With B2C marketing operations, you definitely have more budgeting and spend management, as well as planning and workload. B2B marketing operations is definitely more about the marketing technology administrator’s role. It is about making sure that all of these different solutions work. As it is all about technology today, everything we do is digital. Everything that we do requires tech. That’s why you see the rise of the marketing ops professional. Someone has to manage the stack, especially in B2B marketing ops.

The other thing we do not talk enough about is the potential risk of technical depth or legacy. We don’t talk enough about how we, as professionals, tend to make things more complicated. It is the sheer load of just “tech on tech” and “tech on process.” The legacy makes it very hard to change what you’re doing when you change the strategy.

We make things more complex unknowingly. Sometimes we think we can add steps and hope that technology will solve all our problems. Unfortunately, that doesn’t really scale. And it is not really agile. There is elegance in building things in a simple and scalable, robust way.

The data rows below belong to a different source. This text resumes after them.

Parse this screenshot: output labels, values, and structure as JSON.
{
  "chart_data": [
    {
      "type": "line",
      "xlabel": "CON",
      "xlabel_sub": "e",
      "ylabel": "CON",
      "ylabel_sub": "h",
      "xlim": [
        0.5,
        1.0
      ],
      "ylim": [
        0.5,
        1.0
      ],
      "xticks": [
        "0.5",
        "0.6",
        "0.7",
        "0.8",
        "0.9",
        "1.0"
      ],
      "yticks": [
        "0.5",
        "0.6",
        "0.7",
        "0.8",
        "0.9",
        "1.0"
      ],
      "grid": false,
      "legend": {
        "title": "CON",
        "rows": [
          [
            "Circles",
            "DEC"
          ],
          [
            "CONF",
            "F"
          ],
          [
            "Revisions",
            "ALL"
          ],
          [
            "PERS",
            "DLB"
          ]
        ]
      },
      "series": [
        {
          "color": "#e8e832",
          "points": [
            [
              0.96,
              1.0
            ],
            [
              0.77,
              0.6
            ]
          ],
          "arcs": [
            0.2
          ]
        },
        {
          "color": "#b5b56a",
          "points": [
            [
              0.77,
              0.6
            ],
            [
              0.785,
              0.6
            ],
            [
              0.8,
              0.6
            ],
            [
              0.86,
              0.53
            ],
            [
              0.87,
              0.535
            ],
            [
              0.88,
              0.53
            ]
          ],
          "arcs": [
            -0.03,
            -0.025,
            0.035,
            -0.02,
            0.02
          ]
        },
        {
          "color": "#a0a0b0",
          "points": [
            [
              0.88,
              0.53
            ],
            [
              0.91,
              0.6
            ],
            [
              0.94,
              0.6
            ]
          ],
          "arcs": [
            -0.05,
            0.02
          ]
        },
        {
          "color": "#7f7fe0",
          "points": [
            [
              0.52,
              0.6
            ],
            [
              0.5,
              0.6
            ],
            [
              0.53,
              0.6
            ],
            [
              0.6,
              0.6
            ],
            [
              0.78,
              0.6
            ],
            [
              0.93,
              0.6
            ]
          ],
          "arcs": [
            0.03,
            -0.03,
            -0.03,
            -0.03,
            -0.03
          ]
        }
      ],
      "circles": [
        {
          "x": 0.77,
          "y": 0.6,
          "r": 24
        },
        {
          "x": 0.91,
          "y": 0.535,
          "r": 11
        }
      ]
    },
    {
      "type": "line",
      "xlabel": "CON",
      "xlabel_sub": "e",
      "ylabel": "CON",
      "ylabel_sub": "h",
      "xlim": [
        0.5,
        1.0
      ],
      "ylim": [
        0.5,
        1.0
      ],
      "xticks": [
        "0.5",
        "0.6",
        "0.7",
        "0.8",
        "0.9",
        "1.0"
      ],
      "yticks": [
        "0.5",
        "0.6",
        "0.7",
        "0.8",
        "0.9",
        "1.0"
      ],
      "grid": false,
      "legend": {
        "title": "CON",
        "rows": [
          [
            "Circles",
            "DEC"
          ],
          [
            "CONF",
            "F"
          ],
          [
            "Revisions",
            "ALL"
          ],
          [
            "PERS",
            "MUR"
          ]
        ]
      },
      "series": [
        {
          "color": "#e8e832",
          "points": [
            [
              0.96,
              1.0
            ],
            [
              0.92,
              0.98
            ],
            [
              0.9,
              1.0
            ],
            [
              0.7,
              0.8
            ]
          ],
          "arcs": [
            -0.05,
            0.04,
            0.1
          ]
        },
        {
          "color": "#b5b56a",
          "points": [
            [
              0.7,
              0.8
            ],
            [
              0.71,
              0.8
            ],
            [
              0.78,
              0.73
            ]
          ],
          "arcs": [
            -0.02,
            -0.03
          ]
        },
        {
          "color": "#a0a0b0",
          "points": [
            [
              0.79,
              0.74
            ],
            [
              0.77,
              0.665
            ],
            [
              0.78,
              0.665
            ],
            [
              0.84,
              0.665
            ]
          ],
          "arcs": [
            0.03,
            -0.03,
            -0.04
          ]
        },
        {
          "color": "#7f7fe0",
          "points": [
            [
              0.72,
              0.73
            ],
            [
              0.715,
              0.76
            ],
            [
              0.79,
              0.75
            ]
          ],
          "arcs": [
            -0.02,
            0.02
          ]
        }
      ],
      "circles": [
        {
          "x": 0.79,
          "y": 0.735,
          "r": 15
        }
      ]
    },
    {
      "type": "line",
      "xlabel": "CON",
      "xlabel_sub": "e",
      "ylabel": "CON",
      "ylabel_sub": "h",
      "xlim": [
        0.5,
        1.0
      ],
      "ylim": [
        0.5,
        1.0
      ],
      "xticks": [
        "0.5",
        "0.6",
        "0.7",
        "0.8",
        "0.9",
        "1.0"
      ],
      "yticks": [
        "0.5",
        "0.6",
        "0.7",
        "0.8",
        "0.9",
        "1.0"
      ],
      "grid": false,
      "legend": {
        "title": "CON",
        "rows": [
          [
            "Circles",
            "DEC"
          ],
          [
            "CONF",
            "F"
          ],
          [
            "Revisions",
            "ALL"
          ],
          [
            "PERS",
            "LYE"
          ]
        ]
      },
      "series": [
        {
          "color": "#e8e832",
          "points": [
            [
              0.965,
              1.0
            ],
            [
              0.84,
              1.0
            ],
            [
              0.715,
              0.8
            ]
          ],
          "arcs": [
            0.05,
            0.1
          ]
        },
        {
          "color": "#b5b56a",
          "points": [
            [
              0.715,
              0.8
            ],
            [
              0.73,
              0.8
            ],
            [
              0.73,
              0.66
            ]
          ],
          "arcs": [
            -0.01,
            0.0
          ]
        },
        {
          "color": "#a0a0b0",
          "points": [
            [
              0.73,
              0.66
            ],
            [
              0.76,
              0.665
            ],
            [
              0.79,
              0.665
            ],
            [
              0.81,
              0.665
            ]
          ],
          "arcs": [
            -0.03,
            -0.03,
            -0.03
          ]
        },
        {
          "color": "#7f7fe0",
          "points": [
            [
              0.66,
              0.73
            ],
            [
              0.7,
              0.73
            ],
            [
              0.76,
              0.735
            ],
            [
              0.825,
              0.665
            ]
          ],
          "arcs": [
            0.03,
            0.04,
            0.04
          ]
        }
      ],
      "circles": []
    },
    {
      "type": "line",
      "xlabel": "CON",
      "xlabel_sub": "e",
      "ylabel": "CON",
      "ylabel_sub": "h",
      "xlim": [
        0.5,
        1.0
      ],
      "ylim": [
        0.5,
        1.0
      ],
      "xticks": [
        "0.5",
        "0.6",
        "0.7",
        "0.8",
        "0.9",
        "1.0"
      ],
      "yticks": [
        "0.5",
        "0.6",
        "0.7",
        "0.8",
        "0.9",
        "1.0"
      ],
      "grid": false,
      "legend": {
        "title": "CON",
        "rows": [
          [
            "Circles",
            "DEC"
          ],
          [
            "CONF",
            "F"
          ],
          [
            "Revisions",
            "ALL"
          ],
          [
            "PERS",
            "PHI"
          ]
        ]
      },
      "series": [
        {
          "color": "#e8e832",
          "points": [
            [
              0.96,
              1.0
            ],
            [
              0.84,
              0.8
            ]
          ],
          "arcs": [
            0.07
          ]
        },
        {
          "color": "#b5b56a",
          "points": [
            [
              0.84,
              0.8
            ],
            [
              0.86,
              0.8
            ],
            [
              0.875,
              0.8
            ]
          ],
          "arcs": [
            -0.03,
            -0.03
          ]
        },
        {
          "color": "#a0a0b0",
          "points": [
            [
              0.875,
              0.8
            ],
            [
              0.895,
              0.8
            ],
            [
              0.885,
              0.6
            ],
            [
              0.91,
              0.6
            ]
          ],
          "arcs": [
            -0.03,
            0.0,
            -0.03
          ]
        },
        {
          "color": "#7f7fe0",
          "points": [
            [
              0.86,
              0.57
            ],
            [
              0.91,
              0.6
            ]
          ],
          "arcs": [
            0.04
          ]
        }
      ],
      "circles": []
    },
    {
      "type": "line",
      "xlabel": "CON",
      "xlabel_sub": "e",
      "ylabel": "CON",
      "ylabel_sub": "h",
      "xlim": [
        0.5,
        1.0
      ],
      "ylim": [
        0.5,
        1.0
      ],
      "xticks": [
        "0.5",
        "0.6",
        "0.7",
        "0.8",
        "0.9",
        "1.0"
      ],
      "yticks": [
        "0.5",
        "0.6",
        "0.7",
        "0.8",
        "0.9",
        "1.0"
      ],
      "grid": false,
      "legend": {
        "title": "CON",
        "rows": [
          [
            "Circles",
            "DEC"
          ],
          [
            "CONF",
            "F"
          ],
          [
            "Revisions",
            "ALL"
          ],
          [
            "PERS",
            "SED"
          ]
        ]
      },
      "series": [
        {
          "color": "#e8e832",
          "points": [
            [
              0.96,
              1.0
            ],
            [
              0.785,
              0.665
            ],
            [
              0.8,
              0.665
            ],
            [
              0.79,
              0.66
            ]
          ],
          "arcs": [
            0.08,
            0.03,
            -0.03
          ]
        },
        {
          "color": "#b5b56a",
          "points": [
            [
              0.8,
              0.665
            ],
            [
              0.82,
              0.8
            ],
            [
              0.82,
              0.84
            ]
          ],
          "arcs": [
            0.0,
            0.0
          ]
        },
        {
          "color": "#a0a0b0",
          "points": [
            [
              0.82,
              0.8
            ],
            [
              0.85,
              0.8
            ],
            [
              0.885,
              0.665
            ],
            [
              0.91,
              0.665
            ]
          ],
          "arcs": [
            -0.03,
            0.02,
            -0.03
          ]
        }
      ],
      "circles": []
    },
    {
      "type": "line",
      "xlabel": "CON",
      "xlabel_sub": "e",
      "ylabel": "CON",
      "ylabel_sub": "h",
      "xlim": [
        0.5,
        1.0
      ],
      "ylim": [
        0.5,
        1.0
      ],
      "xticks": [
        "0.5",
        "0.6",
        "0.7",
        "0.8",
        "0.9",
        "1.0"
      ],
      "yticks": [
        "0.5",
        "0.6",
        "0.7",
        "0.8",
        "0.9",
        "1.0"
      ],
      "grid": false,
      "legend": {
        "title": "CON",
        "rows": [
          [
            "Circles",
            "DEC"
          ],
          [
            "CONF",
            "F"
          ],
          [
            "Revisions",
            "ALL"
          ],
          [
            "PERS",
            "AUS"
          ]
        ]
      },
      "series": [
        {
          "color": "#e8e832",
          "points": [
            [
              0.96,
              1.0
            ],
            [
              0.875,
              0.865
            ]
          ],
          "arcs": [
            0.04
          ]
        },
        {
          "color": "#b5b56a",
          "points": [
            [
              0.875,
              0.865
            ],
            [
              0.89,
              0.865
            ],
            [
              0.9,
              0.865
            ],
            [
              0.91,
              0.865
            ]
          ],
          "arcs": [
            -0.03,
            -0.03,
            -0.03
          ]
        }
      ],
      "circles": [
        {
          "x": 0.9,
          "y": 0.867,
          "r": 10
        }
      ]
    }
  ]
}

A first way to tackle that is to shift your mindset. When a problem surfaces, we need to stop thinking to buy another tool or set up another process. Your approach as marketing operations should always be thinking of the long term—always building, assuming volume could be doubling or tripling.

The second way is to keep your system of record as the source of truth. This is why data warehouse and CDPs are becoming more of the system of record, instead of having data live in so many other different places.